The study of McCormak et al. indicated that a PMA was found to be present in 2.1% of 750 arms [2]. Other incidence studies reported the existence of a median artery in 3% (Edwards) and 10% of 60 arms (Pecked et al.) [2]. On the other hand, Olave et al. reported the incidence of a median artery at 23%, which is higher than the incidence of carpal tunnel syndrome itself [6]. We encountered only 4 cases (1.2%) among 313 cases treated by an open approach.

In this current study, the onset of symptoms in all cases was gradual and the arteries were all patent as mentioned by Barfred et al. [2]. Therefore, the symptoms in CTS that may be caused by PMA without any complication take place gradually. Nocturnal symptoms were present in all of our cases. Exacerbation of symptoms by using the hands was obvious in all cases, both in Barfred et al.’s and our series.
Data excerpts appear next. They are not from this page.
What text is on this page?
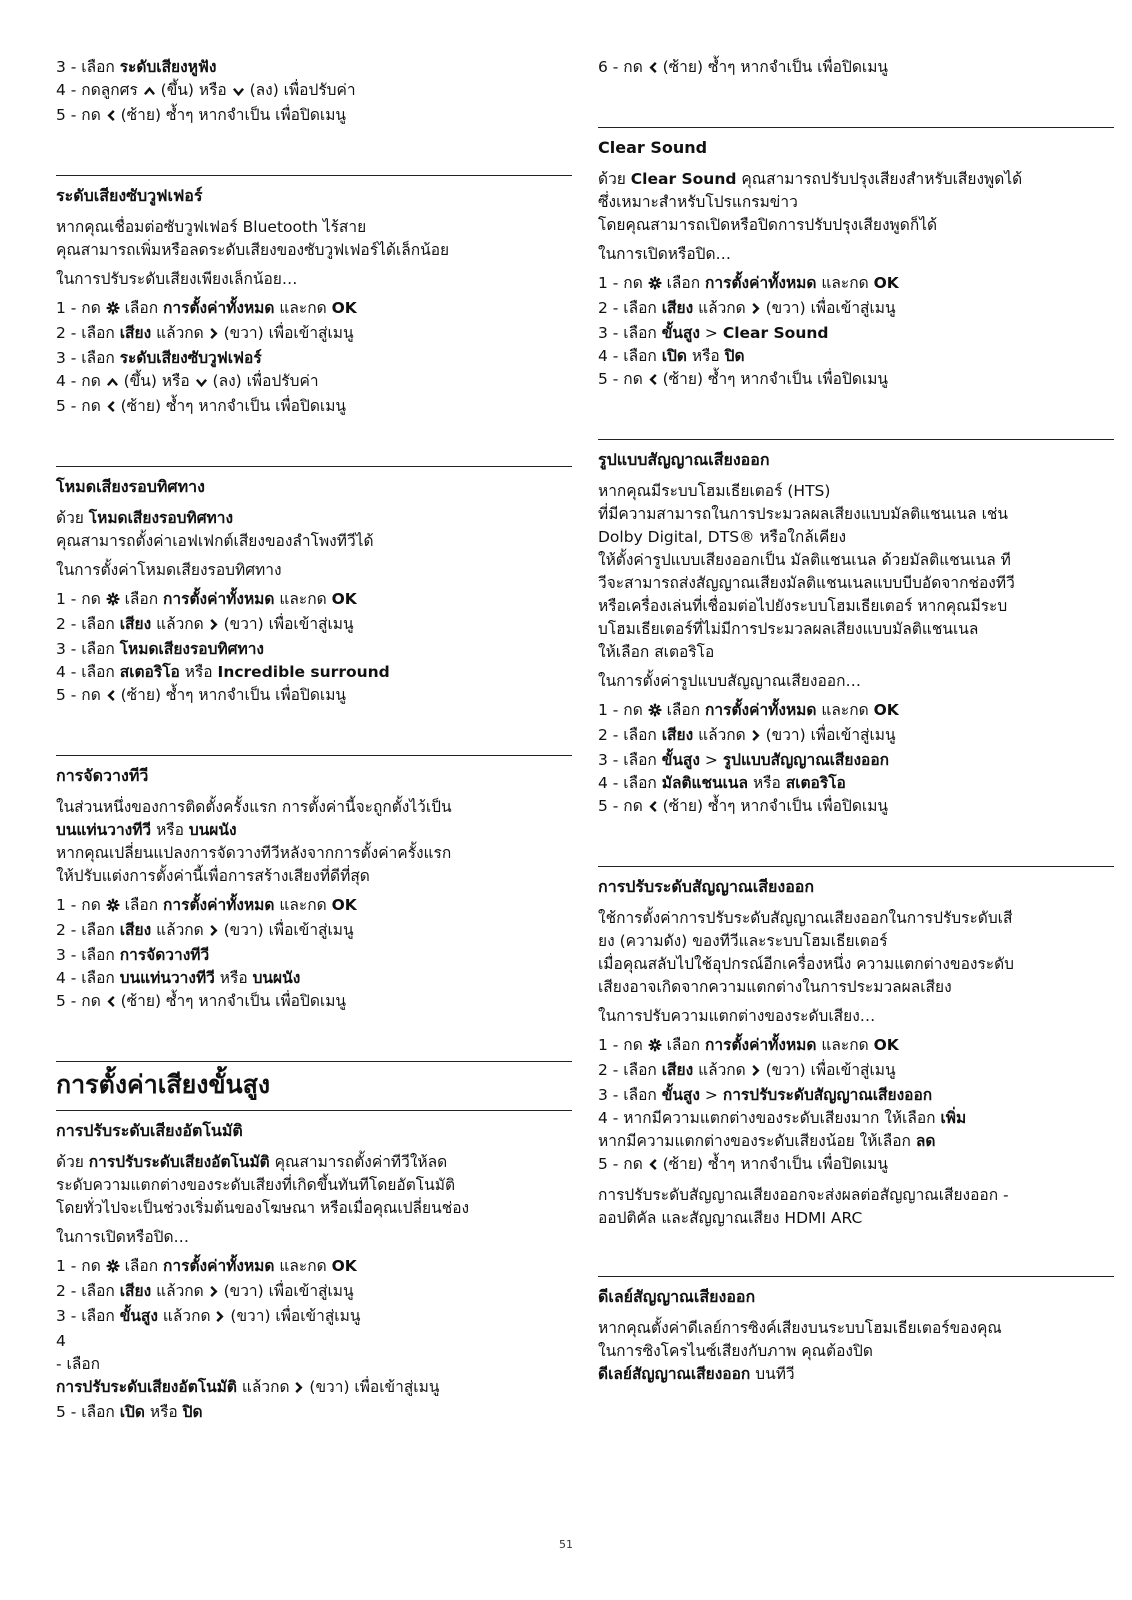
3 - เลือก ระดับเสียงหูฟัง
4 - กดลูกศร  (ขึ้น) หรือ  (ลง) เพื่อปรับค่า
5 - กด  (ซ้าย) ซ้ำๆ หากจำเป็น เพื่อปิดเมนู
ระดับเสียงซับวูฟเฟอร์

หากคุณเชื่อมต่อซับวูฟเฟอร์ Bluetooth ไร้สาย
คุณสามารถเพิ่มหรือลดระดับเสียงของซับวูฟเฟอร์ได้เล็กน้อย

ในการปรับระดับเสียงเพียงเล็กน้อย…

1 - กด  เลือก การตั้งค่าทั้งหมด และกด OK
2 - เลือก เสียง แล้วกด  (ขวา) เพื่อเข้าสู่เมนู
3 - เลือก ระดับเสียงซับวูฟเฟอร์
4 - กด  (ขึ้น) หรือ  (ลง) เพื่อปรับค่า
5 - กด  (ซ้าย) ซ้ำๆ หากจำเป็น เพื่อปิดเมนู
โหมดเสียงรอบทิศทาง

ด้วย โหมดเสียงรอบทิศทาง
คุณสามารถตั้งค่าเอฟเฟกต์เสียงของลำโพงทีวีได้

ในการตั้งค่าโหมดเสียงรอบทิศทาง

1 - กด  เลือก การตั้งค่าทั้งหมด และกด OK
2 - เลือก เสียง แล้วกด  (ขวา) เพื่อเข้าสู่เมนู
3 - เลือก โหมดเสียงรอบทิศทาง
4 - เลือก สเตอริโอ หรือ Incredible surround
5 - กด  (ซ้าย) ซ้ำๆ หากจำเป็น เพื่อปิดเมนู
การจัดวางทีวี

ในส่วนหนึ่งของการติดตั้งครั้งแรก การตั้งค่านี้จะถูกตั้งไว้เป็น
บนแท่นวางทีวี หรือ บนผนัง
หากคุณเปลี่ยนแปลงการจัดวางทีวีหลังจากการตั้งค่าครั้งแรก
ให้ปรับแต่งการตั้งค่านี้เพื่อการสร้างเสียงที่ดีที่สุด

1 - กด  เลือก การตั้งค่าทั้งหมด และกด OK
2 - เลือก เสียง แล้วกด  (ขวา) เพื่อเข้าสู่เมนู
3 - เลือก การจัดวางทีวี
4 - เลือก บนแท่นวางทีวี หรือ บนผนัง
5 - กด  (ซ้าย) ซ้ำๆ หากจำเป็น เพื่อปิดเมนู
การตั้งค่าเสียงขั้นสูง
การปรับระดับเสียงอัตโนมัติ

ด้วย การปรับระดับเสียงอัตโนมัติ คุณสามารถตั้งค่าทีวีให้ลด
ระดับความแตกต่างของระดับเสียงที่เกิดขึ้นทันทีโดยอัตโนมัติ
โดยทั่วไปจะเป็นช่วงเริ่มต้นของโฆษณา หรือเมื่อคุณเปลี่ยนช่อง

ในการเปิดหรือปิด…

1 - กด  เลือก การตั้งค่าทั้งหมด และกด OK
2 - เลือก เสียง แล้วกด  (ขวา) เพื่อเข้าสู่เมนู
3 - เลือก ขั้นสูง แล้วกด  (ขวา) เพื่อเข้าสู่เมนู
4
- เลือก
การปรับระดับเสียงอัตโนมัติ แล้วกด  (ขวา) เพื่อเข้าสู่เมนู
5 - เลือก เปิด หรือ ปิด
6 - กด  (ซ้าย) ซ้ำๆ หากจำเป็น เพื่อปิดเมนู
Clear Sound

ด้วย Clear Sound คุณสามารถปรับปรุงเสียงสำหรับเสียงพูดได้
ซึ่งเหมาะสำหรับโปรแกรมข่าว
โดยคุณสามารถเปิดหรือปิดการปรับปรุงเสียงพูดก็ได้

ในการเปิดหรือปิด…

1 - กด  เลือก การตั้งค่าทั้งหมด และกด OK
2 - เลือก เสียง แล้วกด  (ขวา) เพื่อเข้าสู่เมนู
3 - เลือก ขั้นสูง > Clear Sound
4 - เลือก เปิด หรือ ปิด
5 - กด  (ซ้าย) ซ้ำๆ หากจำเป็น เพื่อปิดเมนู
รูปแบบสัญญาณเสียงออก

หากคุณมีระบบโฮมเธียเตอร์ (HTS)
ที่มีความสามารถในการประมวลผลเสียงแบบมัลติแชนเนล เช่น
Dolby Digital, DTS® หรือใกล้เคียง
ให้ตั้งค่ารูปแบบเสียงออกเป็น มัลติแชนเนล ด้วยมัลติแชนเนล ที
วีจะสามารถส่งสัญญาณเสียงมัลติแชนเนลแบบบีบอัดจากช่องทีวี
หรือเครื่องเล่นที่เชื่อมต่อไปยังระบบโฮมเธียเตอร์ หากคุณมีระบ
บโฮมเธียเตอร์ที่ไม่มีการประมวลผลเสียงแบบมัลติแชนเนล
ให้เลือก สเตอริโอ

ในการตั้งค่ารูปแบบสัญญาณเสียงออก…

1 - กด  เลือก การตั้งค่าทั้งหมด และกด OK
2 - เลือก เสียง แล้วกด  (ขวา) เพื่อเข้าสู่เมนู
3 - เลือก ขั้นสูง > รูปแบบสัญญาณเสียงออก
4 - เลือก มัลติแชนเนล หรือ สเตอริโอ
5 - กด  (ซ้าย) ซ้ำๆ หากจำเป็น เพื่อปิดเมนู
การปรับระดับสัญญาณเสียงออก

ใช้การตั้งค่าการปรับระดับสัญญาณเสียงออกในการปรับระดับเสี
ยง (ความดัง) ของทีวีและระบบโฮมเธียเตอร์
เมื่อคุณสลับไปใช้อุปกรณ์อีกเครื่องหนึ่ง ความแตกต่างของระดับ
เสียงอาจเกิดจากความแตกต่างในการประมวลผลเสียง

ในการปรับความแตกต่างของระดับเสียง…

1 - กด  เลือก การตั้งค่าทั้งหมด และกด OK
2 - เลือก เสียง แล้วกด  (ขวา) เพื่อเข้าสู่เมนู
3 - เลือก ขั้นสูง > การปรับระดับสัญญาณเสียงออก
4 - หากมีความแตกต่างของระดับเสียงมาก ให้เลือก เพิ่ม
หากมีความแตกต่างของระดับเสียงน้อย ให้เลือก ลด
5 - กด  (ซ้าย) ซ้ำๆ หากจำเป็น เพื่อปิดเมนู

การปรับระดับสัญญาณเสียงออกจะส่งผลต่อสัญญาณเสียงออก -
ออปติคัล และสัญญาณเสียง HDMI ARC

ดีเลย์สัญญาณเสียงออก

หากคุณตั้งค่าดีเลย์การซิงค์เสียงบนระบบโฮมเธียเตอร์ของคุณ
ในการซิงโครไนซ์เสียงกับภาพ คุณต้องปิด
ดีเลย์สัญญาณเสียงออก บนทีวี

51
Many authors offer to perform excision when the artery is thrombosed, or transposition as far as possible when the artery is still patent, but their studies indicate that excision may cause circulatory problems in the digits [1, 2, 3, 5]. According to Chalmers, if the vessel is still open there is no evidence that it is necessary to resect it [2]. Resection however involves the potential for vascular compromise to the fingers and should not be performed without thorough evaluation of radial and ulnar arteries and the aberrant arteries’ relative contribution to the hand’s circulation [8]. A PMA makes a remarkable contribution to the circulation of the hand in 4–5% of cases [8].

Barfred et al. reported a series of six patients who had CTS caused by a patent PMA. Four had no primary resection of PMA and two of these showed no improvement and were reoperated on with resection of the vascular bundle, resulting in total relief of their symptoms. The other two were symptom free. Barfred et al. reported 50% persistence of symptoms if the artery was left undisturbed [2]. If the vascular bundle thromboses, it should undoubtedly be excised.

Kato et al. showed that even an endoscopic release procedure is effective for increasing the cross-sectional area and volume of the carpal canal [4]. Being inspired by that idea and because of using IVRA and not having a chance to test the contribution of a PMA to the circulation, we performed anterior open release of the carpal tunnel in our patients. None of our patients experienced persistence of any symptoms. Only one patient with a big median artery (>2 mm) experienced a slight recurrence 13 months postoperatively.

In the study of Olave et al. in which cadaver dissection and latex injection were performed, they found the median artery in 23 of 102 cases (23%), and its calibers ranged from 0.7 to 2.7 mm, mean (SD) 1.6 (0.5) mm. That incidence is much higher than the carpal tunnel syndrome itself [6]. This high rate of incidence and correlation raises the question: “Can a persistent median artery cause carpal tunnel syndrome?” Probably, a median artery can be persistent as an anatomic variation in most CTS cases, but a persistent median artery can be blamed in young adults and those without excessive tenosynovitis.

If a persistent median artery is the cause of CTS by increasing the carpal canal volume, the amount of decompression will determine the final outcome. Our clinical experiences have led us not to advise resection or transposition if the patient has no additional anomaly because simple release of the transverse carpal ligament can relieve symptoms. This approach would save the surgeon from a dilemma if one were not sure about the configuration of the superficial palmar arch when confronted with a median artery during the release procedure.